Мне, однако, пора оставить то, что я назвал первым этапом нашей работы, и обратиться к вопросу о пользе от всех этих изощренных классификаций в общественных науках. Краткий ответ состоит в том, что мы используем различные виды индивидуального поведения, классифицируемые подобным образом, как элементы, из которых строим гипотетические модели в попытке воспроизвести структуры (patterns) общественных отношений, существующие, как мы знаем, в окружающем нас мире. Но это все еще оставляет нас перед вопросом, является ли подобный путь правильным при изучении социальных явлений. Не скрыты ли в этих общественных структурах, на самой их глубине, определенные осязаемые социальные факты, которые мы должны изучать и оценивать, как мы изучаем и оцениваем факты физические? Не следует ли нам, по крайней мере здесь, добывать наше знание путем наблюдений и опыта вместо того, чтобы «строить модели» из элементов, отыскиваемых в нашем собственном мышлении?

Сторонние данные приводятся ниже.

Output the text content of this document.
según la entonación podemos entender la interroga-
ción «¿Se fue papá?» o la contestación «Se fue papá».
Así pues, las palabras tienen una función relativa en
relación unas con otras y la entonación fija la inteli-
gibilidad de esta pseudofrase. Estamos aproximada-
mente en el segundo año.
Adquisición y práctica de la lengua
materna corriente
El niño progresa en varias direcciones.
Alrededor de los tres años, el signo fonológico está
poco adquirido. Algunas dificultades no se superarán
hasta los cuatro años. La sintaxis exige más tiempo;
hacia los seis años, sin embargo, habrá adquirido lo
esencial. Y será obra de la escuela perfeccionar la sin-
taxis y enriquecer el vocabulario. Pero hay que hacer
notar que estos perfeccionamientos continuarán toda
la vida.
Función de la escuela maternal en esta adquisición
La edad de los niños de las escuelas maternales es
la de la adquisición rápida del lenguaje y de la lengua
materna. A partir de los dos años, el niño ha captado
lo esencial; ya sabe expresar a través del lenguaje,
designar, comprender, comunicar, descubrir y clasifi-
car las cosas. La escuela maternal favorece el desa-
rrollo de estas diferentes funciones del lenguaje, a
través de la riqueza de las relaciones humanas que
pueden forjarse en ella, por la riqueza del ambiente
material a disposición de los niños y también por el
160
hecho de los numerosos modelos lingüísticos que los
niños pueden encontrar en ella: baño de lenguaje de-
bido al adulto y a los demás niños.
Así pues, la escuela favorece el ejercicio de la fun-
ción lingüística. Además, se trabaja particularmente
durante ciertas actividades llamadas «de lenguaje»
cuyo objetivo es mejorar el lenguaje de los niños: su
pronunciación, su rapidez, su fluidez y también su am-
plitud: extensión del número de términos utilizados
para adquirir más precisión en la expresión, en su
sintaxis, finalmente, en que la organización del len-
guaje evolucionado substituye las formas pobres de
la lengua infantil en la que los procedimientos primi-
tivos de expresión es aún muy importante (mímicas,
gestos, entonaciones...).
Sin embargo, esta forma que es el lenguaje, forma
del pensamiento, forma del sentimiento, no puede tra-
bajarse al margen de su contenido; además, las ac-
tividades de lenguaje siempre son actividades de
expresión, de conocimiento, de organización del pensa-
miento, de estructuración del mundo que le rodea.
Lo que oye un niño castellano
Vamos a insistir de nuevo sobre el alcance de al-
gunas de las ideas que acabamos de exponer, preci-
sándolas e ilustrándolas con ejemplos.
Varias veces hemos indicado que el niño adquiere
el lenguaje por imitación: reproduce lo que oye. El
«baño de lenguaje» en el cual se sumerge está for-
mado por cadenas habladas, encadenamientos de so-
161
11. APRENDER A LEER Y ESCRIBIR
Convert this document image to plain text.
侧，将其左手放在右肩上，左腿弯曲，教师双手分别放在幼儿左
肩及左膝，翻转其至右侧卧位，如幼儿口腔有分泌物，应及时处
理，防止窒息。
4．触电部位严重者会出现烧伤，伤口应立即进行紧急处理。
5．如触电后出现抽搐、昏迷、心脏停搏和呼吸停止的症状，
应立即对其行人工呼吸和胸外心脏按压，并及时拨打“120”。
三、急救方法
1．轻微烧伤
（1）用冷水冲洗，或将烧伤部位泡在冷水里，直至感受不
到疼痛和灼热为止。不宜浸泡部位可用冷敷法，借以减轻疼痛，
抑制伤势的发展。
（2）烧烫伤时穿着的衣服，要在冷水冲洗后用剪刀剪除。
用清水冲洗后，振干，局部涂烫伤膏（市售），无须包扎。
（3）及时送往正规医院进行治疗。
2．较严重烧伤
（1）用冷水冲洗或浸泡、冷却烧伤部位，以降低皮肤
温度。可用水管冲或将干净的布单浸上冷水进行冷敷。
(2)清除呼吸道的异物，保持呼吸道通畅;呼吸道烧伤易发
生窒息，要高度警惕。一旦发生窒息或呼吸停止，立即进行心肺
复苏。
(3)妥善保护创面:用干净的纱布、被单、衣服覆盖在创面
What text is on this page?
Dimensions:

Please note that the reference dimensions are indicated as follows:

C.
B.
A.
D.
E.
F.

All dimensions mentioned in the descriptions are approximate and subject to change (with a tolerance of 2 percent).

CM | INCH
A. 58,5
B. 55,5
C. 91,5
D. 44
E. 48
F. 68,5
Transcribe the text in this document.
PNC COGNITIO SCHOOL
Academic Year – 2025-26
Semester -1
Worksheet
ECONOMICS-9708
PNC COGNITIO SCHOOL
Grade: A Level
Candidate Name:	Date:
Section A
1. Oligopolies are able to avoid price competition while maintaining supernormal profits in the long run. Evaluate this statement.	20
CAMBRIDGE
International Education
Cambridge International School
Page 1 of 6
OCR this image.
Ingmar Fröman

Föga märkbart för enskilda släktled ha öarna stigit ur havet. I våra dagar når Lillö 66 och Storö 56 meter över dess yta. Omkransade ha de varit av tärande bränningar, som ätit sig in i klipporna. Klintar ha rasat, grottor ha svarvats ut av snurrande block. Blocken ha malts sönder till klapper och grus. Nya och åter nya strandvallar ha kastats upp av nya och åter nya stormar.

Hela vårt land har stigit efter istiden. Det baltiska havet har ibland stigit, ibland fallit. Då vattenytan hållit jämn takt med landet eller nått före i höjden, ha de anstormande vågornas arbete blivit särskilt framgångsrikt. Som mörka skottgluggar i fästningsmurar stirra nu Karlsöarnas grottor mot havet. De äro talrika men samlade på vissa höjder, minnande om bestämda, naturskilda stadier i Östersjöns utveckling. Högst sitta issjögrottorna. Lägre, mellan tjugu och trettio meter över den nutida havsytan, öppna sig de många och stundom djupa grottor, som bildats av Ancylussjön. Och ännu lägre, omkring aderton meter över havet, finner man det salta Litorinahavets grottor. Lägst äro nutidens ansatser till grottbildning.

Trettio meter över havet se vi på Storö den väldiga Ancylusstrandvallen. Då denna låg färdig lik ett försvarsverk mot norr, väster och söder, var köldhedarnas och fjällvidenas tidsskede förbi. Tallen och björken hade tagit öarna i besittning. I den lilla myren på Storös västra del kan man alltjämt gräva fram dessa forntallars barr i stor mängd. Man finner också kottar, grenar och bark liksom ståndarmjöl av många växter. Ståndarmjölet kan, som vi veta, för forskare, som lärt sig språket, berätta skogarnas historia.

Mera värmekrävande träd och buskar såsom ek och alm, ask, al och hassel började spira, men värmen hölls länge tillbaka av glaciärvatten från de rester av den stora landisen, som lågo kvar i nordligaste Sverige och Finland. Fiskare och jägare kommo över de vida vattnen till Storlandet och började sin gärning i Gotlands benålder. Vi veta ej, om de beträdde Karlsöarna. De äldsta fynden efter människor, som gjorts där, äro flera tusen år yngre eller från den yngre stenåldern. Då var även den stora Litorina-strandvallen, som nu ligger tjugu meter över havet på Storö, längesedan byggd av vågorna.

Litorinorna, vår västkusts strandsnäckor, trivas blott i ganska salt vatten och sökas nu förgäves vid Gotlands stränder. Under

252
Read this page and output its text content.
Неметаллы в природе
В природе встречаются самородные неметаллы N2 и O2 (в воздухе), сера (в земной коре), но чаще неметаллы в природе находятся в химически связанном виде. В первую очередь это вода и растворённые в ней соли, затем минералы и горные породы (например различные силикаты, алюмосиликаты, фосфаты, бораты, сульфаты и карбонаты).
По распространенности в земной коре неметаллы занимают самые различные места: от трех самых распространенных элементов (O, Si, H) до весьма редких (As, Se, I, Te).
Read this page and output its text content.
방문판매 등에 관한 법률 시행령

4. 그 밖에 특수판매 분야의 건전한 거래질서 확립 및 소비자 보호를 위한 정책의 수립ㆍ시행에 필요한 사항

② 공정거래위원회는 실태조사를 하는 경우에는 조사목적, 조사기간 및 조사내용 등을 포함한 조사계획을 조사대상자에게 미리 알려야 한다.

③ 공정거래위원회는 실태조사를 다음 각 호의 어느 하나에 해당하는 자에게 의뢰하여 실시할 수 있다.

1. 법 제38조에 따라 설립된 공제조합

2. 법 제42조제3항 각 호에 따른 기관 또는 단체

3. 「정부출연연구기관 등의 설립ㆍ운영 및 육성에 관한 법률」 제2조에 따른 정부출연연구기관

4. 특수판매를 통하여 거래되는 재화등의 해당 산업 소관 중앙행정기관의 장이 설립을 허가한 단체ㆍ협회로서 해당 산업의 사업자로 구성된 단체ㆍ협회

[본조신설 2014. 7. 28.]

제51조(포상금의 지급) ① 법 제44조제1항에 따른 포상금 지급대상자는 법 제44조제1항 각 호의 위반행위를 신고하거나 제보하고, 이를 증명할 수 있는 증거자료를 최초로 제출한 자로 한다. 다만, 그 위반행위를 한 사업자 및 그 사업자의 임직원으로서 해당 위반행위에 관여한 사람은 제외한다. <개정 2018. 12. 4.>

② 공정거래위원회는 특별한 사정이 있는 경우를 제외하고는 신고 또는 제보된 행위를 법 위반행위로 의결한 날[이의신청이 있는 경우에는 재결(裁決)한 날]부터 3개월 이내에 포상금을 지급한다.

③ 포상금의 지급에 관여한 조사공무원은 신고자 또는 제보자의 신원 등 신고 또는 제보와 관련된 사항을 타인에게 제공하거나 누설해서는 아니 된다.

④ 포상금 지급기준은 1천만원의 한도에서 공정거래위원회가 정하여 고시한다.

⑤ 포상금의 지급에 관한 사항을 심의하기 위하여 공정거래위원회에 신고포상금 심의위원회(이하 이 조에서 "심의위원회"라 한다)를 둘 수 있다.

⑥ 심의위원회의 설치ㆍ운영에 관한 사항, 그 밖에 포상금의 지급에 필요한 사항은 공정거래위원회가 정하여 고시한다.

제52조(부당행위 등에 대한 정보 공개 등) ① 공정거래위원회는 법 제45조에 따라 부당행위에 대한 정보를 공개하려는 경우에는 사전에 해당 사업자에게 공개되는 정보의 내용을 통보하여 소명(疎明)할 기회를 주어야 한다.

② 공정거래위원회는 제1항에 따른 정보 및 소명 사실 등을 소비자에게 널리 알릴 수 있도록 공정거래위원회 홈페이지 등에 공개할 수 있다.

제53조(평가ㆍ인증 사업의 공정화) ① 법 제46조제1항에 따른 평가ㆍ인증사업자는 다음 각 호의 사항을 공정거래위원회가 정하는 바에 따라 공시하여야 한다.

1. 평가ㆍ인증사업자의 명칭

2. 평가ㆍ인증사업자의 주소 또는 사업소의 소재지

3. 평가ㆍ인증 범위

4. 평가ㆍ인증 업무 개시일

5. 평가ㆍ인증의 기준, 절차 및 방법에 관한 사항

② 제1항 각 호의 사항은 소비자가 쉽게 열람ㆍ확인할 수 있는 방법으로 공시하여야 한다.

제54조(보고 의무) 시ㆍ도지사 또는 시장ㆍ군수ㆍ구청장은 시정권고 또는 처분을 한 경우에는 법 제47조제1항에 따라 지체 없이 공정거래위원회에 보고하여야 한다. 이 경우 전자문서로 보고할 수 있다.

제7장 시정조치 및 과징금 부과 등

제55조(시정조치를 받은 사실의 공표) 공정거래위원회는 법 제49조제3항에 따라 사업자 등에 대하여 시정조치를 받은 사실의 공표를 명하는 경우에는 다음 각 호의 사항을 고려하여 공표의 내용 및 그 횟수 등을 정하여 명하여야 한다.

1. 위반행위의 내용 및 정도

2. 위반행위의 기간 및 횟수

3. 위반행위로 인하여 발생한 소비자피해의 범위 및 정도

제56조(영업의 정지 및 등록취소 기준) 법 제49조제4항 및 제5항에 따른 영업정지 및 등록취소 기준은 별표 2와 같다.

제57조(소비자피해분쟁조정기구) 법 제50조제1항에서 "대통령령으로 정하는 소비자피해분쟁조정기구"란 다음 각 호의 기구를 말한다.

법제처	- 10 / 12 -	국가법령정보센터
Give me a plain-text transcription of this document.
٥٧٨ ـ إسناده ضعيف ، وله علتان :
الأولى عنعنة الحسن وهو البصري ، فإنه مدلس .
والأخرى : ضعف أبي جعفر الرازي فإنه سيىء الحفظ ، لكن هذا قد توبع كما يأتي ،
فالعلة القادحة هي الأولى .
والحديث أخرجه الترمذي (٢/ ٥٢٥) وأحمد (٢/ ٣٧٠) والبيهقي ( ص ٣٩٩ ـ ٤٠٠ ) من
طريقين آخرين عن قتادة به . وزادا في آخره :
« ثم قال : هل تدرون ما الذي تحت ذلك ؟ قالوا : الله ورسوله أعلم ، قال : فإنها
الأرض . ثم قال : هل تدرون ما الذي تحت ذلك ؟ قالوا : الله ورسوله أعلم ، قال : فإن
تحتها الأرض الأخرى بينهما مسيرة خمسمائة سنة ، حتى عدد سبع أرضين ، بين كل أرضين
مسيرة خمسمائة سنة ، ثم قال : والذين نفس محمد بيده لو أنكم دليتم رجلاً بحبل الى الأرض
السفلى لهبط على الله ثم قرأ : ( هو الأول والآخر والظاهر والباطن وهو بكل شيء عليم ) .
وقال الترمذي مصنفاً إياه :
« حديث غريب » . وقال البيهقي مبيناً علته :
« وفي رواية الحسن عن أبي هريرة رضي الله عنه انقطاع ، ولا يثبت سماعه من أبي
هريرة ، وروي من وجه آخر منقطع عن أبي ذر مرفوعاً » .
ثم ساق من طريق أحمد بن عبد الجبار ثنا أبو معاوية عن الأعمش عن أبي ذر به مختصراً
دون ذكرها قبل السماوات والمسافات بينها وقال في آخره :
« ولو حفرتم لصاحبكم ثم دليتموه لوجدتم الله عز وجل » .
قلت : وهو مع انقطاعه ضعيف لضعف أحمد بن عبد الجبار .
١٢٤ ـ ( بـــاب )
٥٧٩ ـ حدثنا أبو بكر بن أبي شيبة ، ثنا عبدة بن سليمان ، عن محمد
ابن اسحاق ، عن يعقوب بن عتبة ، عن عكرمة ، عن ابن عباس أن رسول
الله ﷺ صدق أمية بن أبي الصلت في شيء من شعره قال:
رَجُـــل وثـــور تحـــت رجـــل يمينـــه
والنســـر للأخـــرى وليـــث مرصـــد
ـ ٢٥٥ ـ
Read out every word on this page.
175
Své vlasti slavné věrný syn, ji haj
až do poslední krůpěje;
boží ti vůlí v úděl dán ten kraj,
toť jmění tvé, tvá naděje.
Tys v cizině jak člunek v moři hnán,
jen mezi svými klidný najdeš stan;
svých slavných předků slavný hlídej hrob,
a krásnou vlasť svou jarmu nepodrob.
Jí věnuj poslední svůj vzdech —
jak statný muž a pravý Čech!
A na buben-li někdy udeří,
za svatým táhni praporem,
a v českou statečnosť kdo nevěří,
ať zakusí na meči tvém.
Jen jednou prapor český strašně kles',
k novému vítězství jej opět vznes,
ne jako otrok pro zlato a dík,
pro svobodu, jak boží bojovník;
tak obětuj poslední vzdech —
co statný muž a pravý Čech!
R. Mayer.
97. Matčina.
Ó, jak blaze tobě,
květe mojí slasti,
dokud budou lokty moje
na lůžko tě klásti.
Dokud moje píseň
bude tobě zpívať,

   Убеждение в том, что когда мы от действий индивида обращаемся к наблюдению за социальными коллективными образованиями (collectivities), то переходим из царства смутных и субъективных умозрений в царство объективных фактов, распространено достаточно широко. Этого убеждения придерживаются все, кто думают, что они могут сделать общественные науки более «научными», подражая модели естественных наук. Его интеллектуальная подоснова была наиболее точно выражена родоначальником «социологии» Огюстом Контом, который в одном своем знаменитом заявлении утверждал, что в области социальных феноменов, как и в биологии, «целый объект безусловно лучше известен и более непосредственно доступен», чем составляющие его части[76]. Большая часть науки, которую он взялся создать, до сих пор основывается на этом или подобных представлениях.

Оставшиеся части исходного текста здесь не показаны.